In today's beautiful readings at Mass, we encounter the figure of the prophet Jonah. The prophet Jonah ministered during the reign of Jeroboam the Second in the northern kingdom of Israel. In fact, we read about him in the Second Book of Kings, chapter 14: “He restored the border of Israel according to the word of the LORD, the God of Israel, which he spoke by his servant Jonah, son of Amittai the prophet” (2 Kings 14:25). This places Jonah in a period of political expansion for Israel, growing national pride, but also increasing moral corruption and the violence that comes with it.
At the very same time, the great superpower rising in the east was Assyria, and the capital of Assyria was Nineveh. Now, Nineveh was not just another pagan city to an Israelite. Way back then, Nineveh represented military terror, cruelty, idolatry, imperial domination. The Assyrians were infamous in the ancient world for flaying their enemies alive, deporting entire populations, public displays of torture. Within a few decades of Jonah's lifetime, Assyria would invade Israel, destroy Samaria, and scatter the ten tribes. So when God commands Jonah in the Book of Jonah, chapter three, “Set out for the great city of Nineveh” (Jonah 3:2), this is the equivalent of telling an Israelite prophet, go preach repentance to your future executioners.
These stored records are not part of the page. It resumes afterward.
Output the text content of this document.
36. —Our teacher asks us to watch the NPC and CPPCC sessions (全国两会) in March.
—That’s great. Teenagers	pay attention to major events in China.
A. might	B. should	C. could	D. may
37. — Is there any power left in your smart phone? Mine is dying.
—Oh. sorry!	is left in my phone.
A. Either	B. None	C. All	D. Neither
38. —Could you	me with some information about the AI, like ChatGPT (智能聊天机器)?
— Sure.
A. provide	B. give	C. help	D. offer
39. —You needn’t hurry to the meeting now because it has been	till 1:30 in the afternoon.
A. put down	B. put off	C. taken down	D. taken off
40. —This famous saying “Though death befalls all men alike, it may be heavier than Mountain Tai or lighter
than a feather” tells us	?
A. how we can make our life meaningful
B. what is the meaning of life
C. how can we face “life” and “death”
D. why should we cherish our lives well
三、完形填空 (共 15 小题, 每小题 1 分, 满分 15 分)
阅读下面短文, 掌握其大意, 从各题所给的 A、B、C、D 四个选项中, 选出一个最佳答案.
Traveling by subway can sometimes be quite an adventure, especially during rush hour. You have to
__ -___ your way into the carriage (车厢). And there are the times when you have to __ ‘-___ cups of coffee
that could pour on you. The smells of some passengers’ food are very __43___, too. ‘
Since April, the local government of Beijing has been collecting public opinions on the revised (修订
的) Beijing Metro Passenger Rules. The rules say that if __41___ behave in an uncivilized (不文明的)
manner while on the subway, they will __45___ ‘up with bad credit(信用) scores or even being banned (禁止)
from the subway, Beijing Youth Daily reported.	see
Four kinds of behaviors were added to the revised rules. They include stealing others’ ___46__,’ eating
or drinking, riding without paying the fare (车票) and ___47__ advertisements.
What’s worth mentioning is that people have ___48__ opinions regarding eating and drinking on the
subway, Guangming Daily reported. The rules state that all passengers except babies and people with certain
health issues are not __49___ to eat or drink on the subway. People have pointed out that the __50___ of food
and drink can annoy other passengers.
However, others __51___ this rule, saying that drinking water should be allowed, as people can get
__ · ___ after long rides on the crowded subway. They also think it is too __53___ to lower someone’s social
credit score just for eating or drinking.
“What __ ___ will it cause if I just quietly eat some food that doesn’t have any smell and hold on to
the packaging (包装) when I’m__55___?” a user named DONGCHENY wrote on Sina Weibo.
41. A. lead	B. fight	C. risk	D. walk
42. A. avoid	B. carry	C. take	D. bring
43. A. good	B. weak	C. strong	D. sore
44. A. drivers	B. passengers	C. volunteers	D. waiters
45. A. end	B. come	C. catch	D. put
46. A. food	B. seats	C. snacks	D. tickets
However, Jonah at first resists and goes the other way, gets on a boat, and instead of going to Nineveh, he heads to Tarshish. And he does so not out of cowardice, but because, as he himself explains at the end of the Book of Jonah, “I knew that you are a gracious God and merciful, slow to anger, and abounding in steadfast love” (Jonah 4:2). In other words, he feared that God would forgive Nineveh. And so Jonah wants justice, but God wants repentance. Jonah wants Nineveh destroyed. God wants Nineveh converted. How often do we seek to annihilate our enemies? How often do we feel we would be happier if somebody didn't show up to work the next day? How often do we easily rid ourselves of the gift of human life for our own comforts, for our own ways of thinking, or merely out of vengeance and out of anger? This is why God's ways are not our ways. God desires that none of his children, sons, and daughters be lost, but it depends on their freely given cooperation with his mercy, receiving his mercy.
So when God sends the big fish and Jonah is swallowed in the belly of the whale and spat up on the shores of Nineveh, we see what happens. Nineveh repents with fasting, sackcloth, ashes, moral reform, turning from violence, which is exactly what the Church calls us to do in Lent: prayer, fasting, repentance, conversion of life. In other words, God made of Jonah a sign to the Ninevites. So spectacular was this event of him arriving to their shores in the belly of a whale, that it moved even the heart of the king of Nineveh. And we're told that “When the news reached the king of Nineveh, he rose from his throne, laid aside his robe, covered himself with sackcloth, and sat in the ashes... When God saw by their actions how they turned from their evil way, God repented of the evil that he had threatened to do to them; he did not carry it out” (Jonah 3:10). My brothers and sisters, if only every nation in the world would humble itself before the Lord our God instead of demanding signs. This is what happens in the Gospel of Luke today, where Jesus says, “This generation is an evil generation; it seeks a sign, but no sign will be given it except the sign of Jonah. Just as Jonah became a sign to the Ninevites, so will the Son of Man be to this generation." (Luke 11:29). How many signs does God send us personally, individually, beckoning us to repentance, to conversion? Well, he is sending us another sign: this forty-day period of Lent is a sign to us that God still cares. God still wants us to repent, put on sackcloth, sign ourselves with ashes, and turn from our evil ways. Go to confession. Humble yourself, yes, before the priest who is a stand-in for Jesus; through the priest's hands, Jesus's mercy flows to you, and you walk out of that confessional without a sin on your conscience, like Nineveh, to begin anew, but in the grace of the Lord. May Almighty God, through the intercession of all the angels and saints, especially the Queen of Heaven, bless you this day and give you the gift of repentance in your heart and in your mind, so that we can engage in ongoing conversion every day, out of love for the Lord. In the name of the Father, and of the Son, and of the Holy Spirit. Amen.